We woke up to stunning Lake Atitlan and the surrounding volcanoes. The sky had cleared enough that the view was amazing, if not crystal. Our room was quaint and homey, tucked around a corner (as all of the rooms in the lovely hotel seem to be) with amazing views at our doorstep. The room was furnished and decorated with all kinds of local touches, from the wooden bed frame to the mask on the wall to the curtains, and it felt as though we could be staying in a well-travelled cousin’s guest room.
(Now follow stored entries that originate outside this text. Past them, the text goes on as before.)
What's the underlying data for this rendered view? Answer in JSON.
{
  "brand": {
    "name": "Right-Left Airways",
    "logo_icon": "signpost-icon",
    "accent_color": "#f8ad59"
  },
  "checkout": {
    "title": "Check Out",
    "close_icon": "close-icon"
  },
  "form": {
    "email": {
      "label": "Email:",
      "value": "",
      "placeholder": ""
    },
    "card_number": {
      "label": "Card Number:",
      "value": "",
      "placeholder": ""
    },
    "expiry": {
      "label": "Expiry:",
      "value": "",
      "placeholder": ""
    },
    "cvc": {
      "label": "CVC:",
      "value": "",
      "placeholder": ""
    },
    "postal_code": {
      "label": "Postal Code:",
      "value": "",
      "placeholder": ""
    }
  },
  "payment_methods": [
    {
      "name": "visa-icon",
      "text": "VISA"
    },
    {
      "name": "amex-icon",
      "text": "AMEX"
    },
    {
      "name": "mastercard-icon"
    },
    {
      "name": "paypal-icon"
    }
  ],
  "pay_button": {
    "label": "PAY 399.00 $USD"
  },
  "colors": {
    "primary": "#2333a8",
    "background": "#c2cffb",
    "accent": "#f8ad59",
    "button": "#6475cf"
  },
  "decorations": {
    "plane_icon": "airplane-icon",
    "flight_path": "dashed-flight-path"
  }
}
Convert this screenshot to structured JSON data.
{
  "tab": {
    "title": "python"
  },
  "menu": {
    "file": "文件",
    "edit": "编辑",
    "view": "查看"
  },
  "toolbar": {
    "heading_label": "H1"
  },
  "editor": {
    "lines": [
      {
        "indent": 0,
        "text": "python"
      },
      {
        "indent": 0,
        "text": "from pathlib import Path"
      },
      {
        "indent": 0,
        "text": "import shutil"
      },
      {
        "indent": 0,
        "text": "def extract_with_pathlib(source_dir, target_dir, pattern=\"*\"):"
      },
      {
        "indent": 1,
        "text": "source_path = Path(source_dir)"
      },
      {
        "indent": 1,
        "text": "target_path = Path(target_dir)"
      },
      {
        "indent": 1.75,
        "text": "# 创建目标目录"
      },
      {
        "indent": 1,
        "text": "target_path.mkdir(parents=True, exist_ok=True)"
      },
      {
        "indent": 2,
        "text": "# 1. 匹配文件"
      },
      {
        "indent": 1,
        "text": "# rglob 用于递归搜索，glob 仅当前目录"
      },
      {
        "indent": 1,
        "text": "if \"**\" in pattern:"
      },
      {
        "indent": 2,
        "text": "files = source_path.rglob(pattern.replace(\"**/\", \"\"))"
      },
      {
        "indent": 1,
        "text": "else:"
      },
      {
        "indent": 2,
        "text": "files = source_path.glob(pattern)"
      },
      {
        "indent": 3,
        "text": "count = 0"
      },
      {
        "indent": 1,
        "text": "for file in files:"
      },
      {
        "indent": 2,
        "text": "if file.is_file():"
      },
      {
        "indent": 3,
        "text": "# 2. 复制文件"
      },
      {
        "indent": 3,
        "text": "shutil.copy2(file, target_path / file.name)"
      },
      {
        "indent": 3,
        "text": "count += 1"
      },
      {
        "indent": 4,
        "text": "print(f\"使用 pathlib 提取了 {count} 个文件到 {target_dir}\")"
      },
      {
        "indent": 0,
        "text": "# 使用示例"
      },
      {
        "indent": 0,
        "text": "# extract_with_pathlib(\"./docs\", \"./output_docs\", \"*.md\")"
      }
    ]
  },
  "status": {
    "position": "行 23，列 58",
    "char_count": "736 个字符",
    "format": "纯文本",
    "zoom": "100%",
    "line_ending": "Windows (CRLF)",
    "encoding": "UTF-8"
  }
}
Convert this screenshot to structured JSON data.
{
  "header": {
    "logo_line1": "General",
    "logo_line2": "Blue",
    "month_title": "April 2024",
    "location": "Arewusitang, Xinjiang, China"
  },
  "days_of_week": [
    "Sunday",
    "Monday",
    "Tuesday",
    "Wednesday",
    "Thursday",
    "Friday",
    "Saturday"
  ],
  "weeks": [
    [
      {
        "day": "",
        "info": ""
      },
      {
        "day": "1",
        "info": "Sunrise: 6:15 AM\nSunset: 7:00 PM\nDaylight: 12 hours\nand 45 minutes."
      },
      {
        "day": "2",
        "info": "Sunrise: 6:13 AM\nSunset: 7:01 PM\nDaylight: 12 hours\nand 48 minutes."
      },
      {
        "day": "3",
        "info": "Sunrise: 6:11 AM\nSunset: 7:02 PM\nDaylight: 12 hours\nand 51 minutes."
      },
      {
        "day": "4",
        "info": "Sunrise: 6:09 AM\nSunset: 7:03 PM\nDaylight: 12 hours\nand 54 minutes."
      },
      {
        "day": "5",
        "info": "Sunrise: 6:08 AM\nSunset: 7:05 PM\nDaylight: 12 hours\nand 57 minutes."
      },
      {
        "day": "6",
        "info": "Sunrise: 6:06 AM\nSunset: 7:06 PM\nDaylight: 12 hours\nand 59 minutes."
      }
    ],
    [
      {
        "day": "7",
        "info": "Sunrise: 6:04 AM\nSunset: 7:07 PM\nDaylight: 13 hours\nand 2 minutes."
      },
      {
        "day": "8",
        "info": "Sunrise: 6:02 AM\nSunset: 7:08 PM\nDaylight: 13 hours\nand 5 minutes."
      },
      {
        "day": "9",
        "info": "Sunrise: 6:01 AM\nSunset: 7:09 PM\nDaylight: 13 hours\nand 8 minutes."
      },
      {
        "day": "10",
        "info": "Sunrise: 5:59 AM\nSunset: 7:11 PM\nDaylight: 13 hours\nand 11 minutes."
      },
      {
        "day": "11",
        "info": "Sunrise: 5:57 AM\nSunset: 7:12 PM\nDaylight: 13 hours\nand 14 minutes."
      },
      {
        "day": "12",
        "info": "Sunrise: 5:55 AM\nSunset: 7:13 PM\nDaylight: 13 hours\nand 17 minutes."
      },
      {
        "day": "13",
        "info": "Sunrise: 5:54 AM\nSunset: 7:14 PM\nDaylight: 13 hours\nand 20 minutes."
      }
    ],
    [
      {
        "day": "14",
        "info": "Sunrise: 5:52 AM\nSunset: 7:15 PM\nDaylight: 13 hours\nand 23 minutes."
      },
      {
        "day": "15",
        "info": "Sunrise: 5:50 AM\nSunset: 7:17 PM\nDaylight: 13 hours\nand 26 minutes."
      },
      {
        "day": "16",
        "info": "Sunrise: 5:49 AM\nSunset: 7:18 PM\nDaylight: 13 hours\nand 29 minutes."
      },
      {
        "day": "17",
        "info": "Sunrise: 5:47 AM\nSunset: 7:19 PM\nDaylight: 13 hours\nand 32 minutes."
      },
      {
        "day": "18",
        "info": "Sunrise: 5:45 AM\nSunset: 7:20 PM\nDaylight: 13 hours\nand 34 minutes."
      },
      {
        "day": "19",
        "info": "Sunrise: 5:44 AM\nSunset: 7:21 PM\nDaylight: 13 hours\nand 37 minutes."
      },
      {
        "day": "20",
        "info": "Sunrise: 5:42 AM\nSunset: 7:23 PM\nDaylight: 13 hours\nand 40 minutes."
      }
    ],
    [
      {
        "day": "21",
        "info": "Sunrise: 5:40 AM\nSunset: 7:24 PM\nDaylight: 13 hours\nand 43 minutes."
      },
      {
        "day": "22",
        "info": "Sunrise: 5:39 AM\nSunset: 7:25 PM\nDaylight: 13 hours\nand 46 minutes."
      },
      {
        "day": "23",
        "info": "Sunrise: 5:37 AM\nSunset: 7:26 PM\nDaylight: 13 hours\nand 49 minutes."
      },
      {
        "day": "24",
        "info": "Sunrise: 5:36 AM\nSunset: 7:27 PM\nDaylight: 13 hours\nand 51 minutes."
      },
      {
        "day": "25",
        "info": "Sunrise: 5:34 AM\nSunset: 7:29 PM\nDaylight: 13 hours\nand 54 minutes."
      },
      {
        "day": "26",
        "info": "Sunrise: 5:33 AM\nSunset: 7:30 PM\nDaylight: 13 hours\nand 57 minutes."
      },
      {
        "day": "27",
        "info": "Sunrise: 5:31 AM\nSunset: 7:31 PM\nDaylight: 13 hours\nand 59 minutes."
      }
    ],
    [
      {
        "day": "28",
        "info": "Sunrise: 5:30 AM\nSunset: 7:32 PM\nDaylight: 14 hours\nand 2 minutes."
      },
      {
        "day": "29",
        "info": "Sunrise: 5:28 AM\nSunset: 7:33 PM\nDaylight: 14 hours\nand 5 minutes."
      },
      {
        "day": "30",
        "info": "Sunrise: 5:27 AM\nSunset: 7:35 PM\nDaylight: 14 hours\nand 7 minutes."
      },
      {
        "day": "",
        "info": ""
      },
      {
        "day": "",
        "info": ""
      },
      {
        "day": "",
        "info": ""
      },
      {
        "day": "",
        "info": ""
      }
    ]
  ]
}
Already, I was charmed. The night before we’d had dinner in the restaurant. They have a set menu each night, with a starter, salad, main, and dessert (a vegetarian option is available). They put a row of tables together, large enough to accommodate all of the guests who are dining that evening, and you end up sitting next to a host of lovely people from around the world, who would you would be unlikely to have a meaningful conversation with otherwise. Our first night there we’d arrived a few minutes late to dinner and been at the end of the tables. We spent most of the evening chatting with two American ladies who had first come to Guatemala with the church they belonged to and had been returning ever since. Despite many a different belief, they were lovely to chat to, and their excitement about our relationship and our travels was infectious. Also at the table were a group of Canadian women who we spoke to briefly, and an American-Guatemalan couple who were looking at buying land in the area.
The first full day we were there, we took advantage of exactly zero of the activities in the area (activities can include, if you’re so inclined: hiking, kayaking, and climbing volcanoes). Well, we did jump into the lake at one stage. Instead, we relaxed, basked in the relative luxury of it all, and simply enjoyed. Photos were taken, hammocks were laid in, books were read. It was the most ideal holiday within our travels that I could have imagined.
We enjoyed the food immensely; the variety, quality, and healthiness of it were all highly appreciated after months on a budget diet. That evening was another lovely dinner. This time, our neighbours were a handful of younger couples and we spent a couple of hours chatting and swapping stories. After dinner came another treat from Tim: The hotel boasts a hot tub close to the lakeside that is heated with a wood-burning stove. A storm had started up over dinner and we made our way down to the spa, margaritas in hand, over the slippery tiles. We lounged in the steaming hot water, getting sprinkled on by rain, and talked about what was to come after this trip ends.
Finally, sadly, it was time to leave. We spent as long as we could the next morning at the Casa before we figured we best carry on. Our next destination was a few chicken buses away and we didn’t want to arrive too late in the afternoon. If anyone finds themselves in this corner of Guatemala, this bit of paradise is an absolute must.